No protagonizaron grandes gestas ni fueron laureados en el campo de las Humanidades, las Artes o las Ciencias. No obstante, aportaron su granito de arena desde el pintoresquismo más simpático o el comportamiento no siempre ejemplarizante. Ni villanos ni santos (bueno, u no de ellos sí): diferentes. A ellos nos acercaremos desde el cariño y el respeto en estas contraportadas del cuadernillo ferial que un año más me corresponde firmar en Diario de Almería. Sin más dilación, comenzamos con uno de los más conocidos:
Manolo: pasen coches, carros, carretas o camionetas no te levantarás hasta que yo toque la corneta. Tumbando cuan largo era, el chucho ocupaba la acera del Paseo después de ser lidiado y muerto a estoque (simulado con una caña); sin ponerse en pie hasta que su dueño no lo indicaba. Manolo era un perrillo sin pedigrí (ni falta que le hacía), más listo que el hambre que, al morirse de viejo, fue sucedido por una hembra, Layka, en homenaje a la que en un spunitk2 ruso viajó a la Luna, en la desesperada y costosa carrera espacial de la URSS con USA. Tras el oportuno terrón de azúcar en premio a sus habilidades y de recabar de los mirones unas humildes monedas, solía acomodarlo en un cajón del portaequipajes de la bicicleta, en el que escrito con grueso trazo un eslogan hacía patria: "Almería, superior Costa del Sol".

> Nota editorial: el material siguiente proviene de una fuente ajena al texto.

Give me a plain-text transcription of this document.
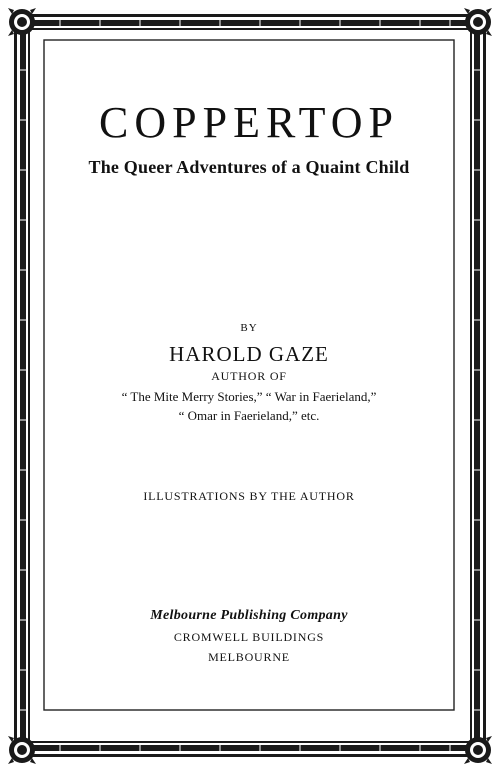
COPPERTOP
The Queer Adventures of a Quaint Child
BY
HAROLD GAZE
AUTHOR OF
“ The Mite Merry Stories,” “ War in Faerieland,”
“ Omar in Faerieland,” etc.
ILLUSTRATIONS BY THE AUTHOR
Melbourne Publishing Company
CROMWELL BUILDINGS
MELBOURNE
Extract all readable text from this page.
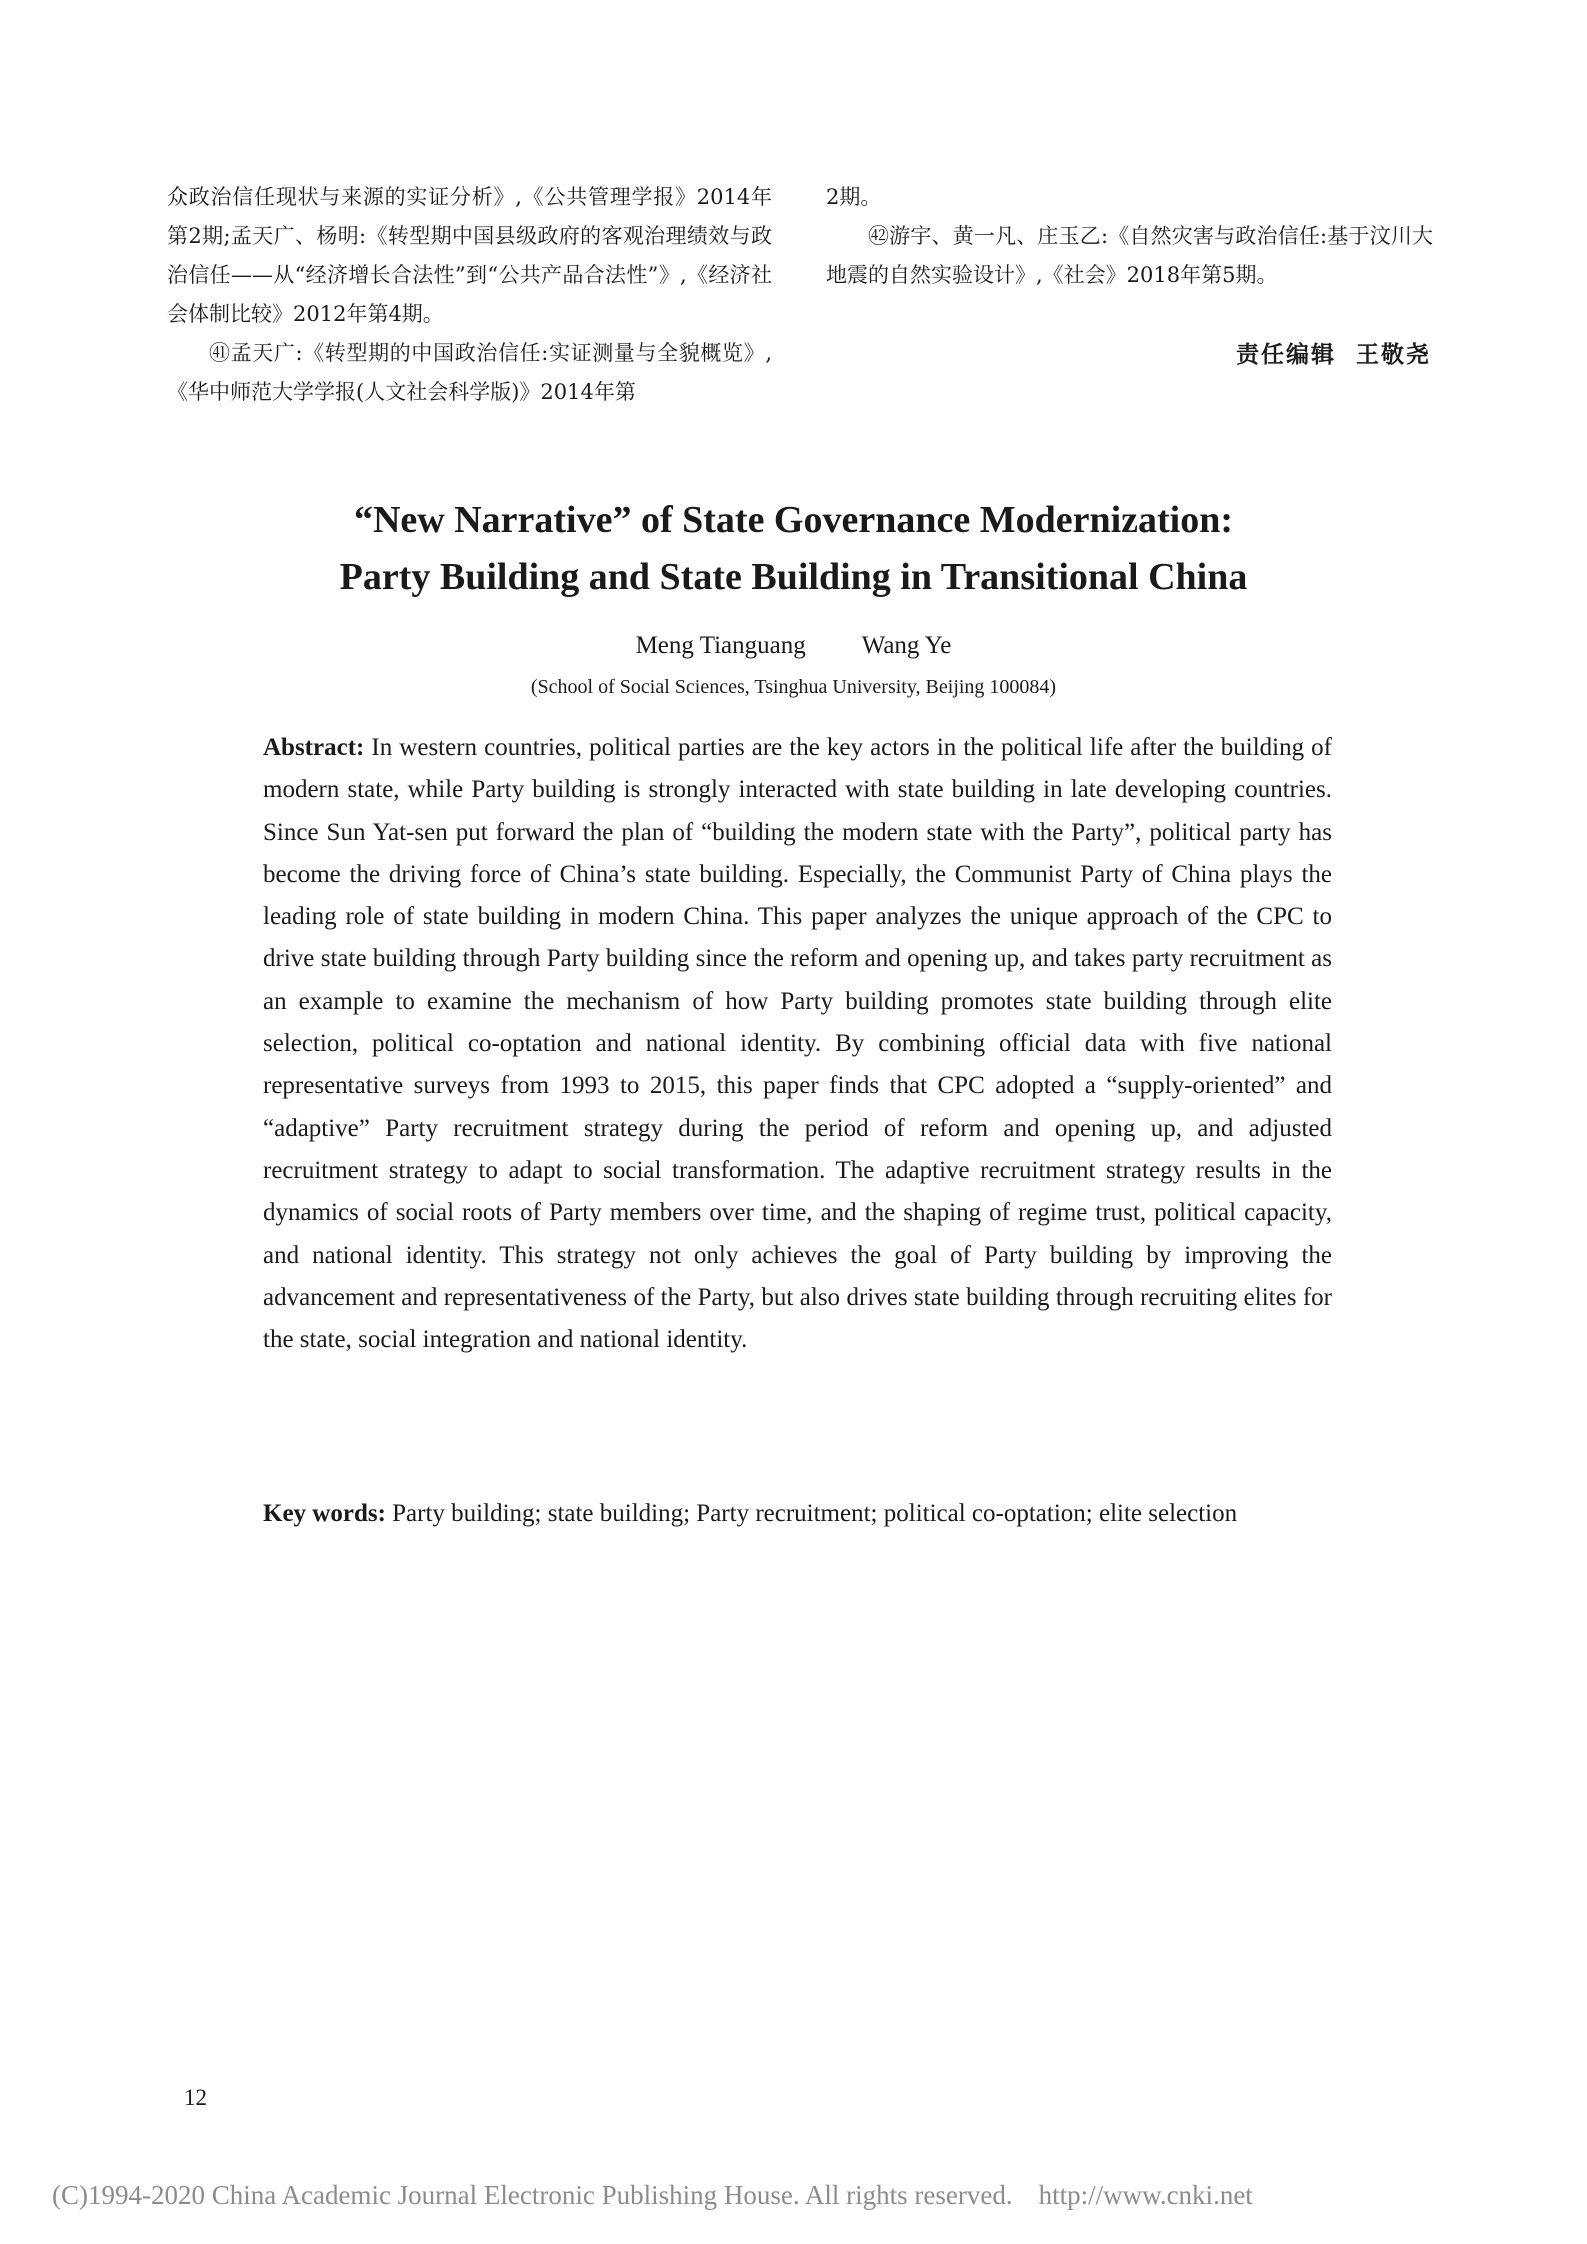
众政治信任现状与来源的实证分析》,《公共管理学报》2014年第2期;孟天广、杨明:《转型期中国县级政府的客观治理绩效与政治信任——从“经济增长合法性”到“公共产品合法性”》,《经济社会体制比较》2012年第4期。

㊶孟天广:《转型期的中国政治信任:实证测量与全貌概览》,《华中师范大学学报(人文社会科学版)》2014年第

2期。

㊷游宇、黄一凡、庄玉乙:《自然灾害与政治信任:基于汶川大地震的自然实验设计》,《社会》2018年第5期。

责任编辑 王敬尧
“New Narrative” of State Governance Modernization:
Party Building and State Building in Transitional China
Meng Tianguang Wang Ye
(School of Social Sciences, Tsinghua University, Beijing 100084)

Abstract: In western countries, political parties are the key actors in the political life after the building of modern state, while Party building is strongly interacted with state building in late developing countries. Since Sun Yat-sen put forward the plan of “building the modern state with the Party”, political party has become the driving force of China’s state building. Especially, the Communist Party of China plays the leading role of state building in modern China. This paper analyzes the unique approach of the CPC to drive state building through Party building since the reform and opening up, and takes party recruitment as an example to examine the mechanism of how Party building promotes state building through elite selection, political co-optation and national identity. By combining official data with five national representative surveys from 1993 to 2015, this paper finds that CPC adopted a “supply-oriented” and “adaptive” Party recruitment strategy during the period of reform and opening up, and adjusted recruitment strategy to adapt to social transformation. The adaptive recruitment strategy results in the dynamics of social roots of Party members over time, and the shaping of regime trust, political capacity, and national identity. This strategy not only achieves the goal of Party building by improving the advancement and representativeness of the Party, but also drives state building through recruiting elites for the state, social integration and national identity.

Key words: Party building; state building; Party recruitment; political co-optation; elite selection

12
(C)1994-2020 China Academic Journal Electronic Publishing House. All rights reserved. http://www.cnki.net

Pero Luis tenía culillo de mal asiento y su campo de operaciones no podía limitarse a la capital, haciendo de Barcelona un destino habitual. Fruto de aquellas repetidas visitas recitaba de memoria, sin error posible, todos y cado uno de los pueblos que atravesaba la antigua carretera N-340; o bien el nombre de las estaciones de ferrocarril hasta la Ciudad Condal, con trasbordo obligado en Alcázar de San Juan.
Luis Méndez Cañadas, puesto que de él se trata, vino al mundo en los pasados años Veinte en el paraje de la Huerta de Azcona, cuando la calle del Poeta Paco Aquino estaba muy lejos de ser urbanizada y menos aún Padre Méndez o Avda. del Mediterráneo. Creció enseñando a embestir a las cabras lecheras -obligadas a convertirse en miuras- en el solar donde en la posguerra el Dr. Domingo Artés Guirado abrió su prestigioso sanatorio quirúrgico, con fachada a la pelada Rambla salpicada de raquíticas moreras.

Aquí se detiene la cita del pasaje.